IGN praised Blood Moneys "impressive orchestral compositions." GameTrailers wrote that the soundtrack "drives your emotions" through the missions."

In contrary to this praise, TeamXbox criticized Blood Money for offering no innovations from its predecessor Hitman: Contracts.

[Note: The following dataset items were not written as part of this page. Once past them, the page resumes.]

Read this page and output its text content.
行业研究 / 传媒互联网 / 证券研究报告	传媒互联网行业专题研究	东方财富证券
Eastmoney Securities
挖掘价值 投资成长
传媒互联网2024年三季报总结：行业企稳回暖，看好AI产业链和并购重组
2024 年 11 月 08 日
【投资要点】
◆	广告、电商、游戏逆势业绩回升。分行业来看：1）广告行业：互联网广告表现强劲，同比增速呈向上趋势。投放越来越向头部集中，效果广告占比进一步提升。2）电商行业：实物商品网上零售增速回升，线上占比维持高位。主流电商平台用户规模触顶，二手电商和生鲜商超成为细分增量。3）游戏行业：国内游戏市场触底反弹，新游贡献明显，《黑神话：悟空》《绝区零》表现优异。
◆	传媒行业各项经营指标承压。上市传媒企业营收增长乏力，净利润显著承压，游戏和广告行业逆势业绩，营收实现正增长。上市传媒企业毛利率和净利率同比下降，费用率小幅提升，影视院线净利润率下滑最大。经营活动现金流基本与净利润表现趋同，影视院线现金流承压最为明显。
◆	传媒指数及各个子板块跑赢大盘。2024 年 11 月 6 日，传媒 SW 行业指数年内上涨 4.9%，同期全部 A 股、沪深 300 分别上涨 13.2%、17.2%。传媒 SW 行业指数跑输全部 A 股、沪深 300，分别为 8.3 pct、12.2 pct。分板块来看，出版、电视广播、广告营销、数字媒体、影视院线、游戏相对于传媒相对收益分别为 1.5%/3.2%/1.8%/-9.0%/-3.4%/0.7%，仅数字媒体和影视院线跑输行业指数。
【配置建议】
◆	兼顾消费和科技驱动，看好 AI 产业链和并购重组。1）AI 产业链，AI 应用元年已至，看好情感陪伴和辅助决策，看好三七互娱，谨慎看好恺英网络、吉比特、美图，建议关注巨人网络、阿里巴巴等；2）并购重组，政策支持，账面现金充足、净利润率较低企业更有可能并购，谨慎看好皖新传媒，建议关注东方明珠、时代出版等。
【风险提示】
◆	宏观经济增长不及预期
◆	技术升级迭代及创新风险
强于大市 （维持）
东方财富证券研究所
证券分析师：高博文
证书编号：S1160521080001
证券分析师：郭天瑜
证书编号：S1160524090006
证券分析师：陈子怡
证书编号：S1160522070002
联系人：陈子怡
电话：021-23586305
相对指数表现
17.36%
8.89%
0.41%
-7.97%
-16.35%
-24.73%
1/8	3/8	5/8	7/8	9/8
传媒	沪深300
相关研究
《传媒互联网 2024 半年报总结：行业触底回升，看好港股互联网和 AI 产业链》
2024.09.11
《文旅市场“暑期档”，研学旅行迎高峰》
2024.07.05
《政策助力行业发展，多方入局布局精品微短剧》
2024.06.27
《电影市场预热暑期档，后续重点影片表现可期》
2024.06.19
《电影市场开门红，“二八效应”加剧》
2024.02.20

Hitman: Blood Money sold more than 1.5 million copies by July 17, 2006. By 2011, it had sold more than 2.1 million copies.

Aggregate score
| Aggregator | Score |
|---|---|
| Metacritic | (PS2) 83/100 (PC) 82/100 (X360) 82/100 (Xbox) 81/100 |

Review scores
| Publication | Score |
|---|---|
| 1Up.com | B+ |
| Eurogamer | 8/10 |
| GameSpot | 8.2/10 |
| GameSpy | 4.5/5 |
| GamesRadar+ | 4/5 |
| GameTrailers | 7.9/10 |
| GameZone | 8.5/10 |
| IGN | 8/10 |
| PC Zone | 84/100 |
| TeamXbox | 7.6/10 |
| VideoGamer.com | 8/10 |

===Controversy===
Several advertisements promoting Blood Money generated controversy for their violent imagery. The ad that drew the most attention depicted a woman lying on a bed in lingerie, seemingly asleep but with a bullet hole in her forehead, and with the caption "Beautifully Executed" above the picture; it was criticized for promoting murder, with one commentator saying they were in "extremely poor taste". Other ads were "Classically Executed" which featured a cellist who has been executed with a garrote, "Coldly Executed" which showed a body in a freezer, and "Shockingly Executed" which depicted a woman electrocuted in a bath by a toaster.

In August 2008, the government of Thailand tagged Hitman a violent video game, along with numerous others, including Resident Evil 4 and, most especially, GTA IV, which had obsessed an 18-year-old man who murdered a taxi driver in Bangkok that month.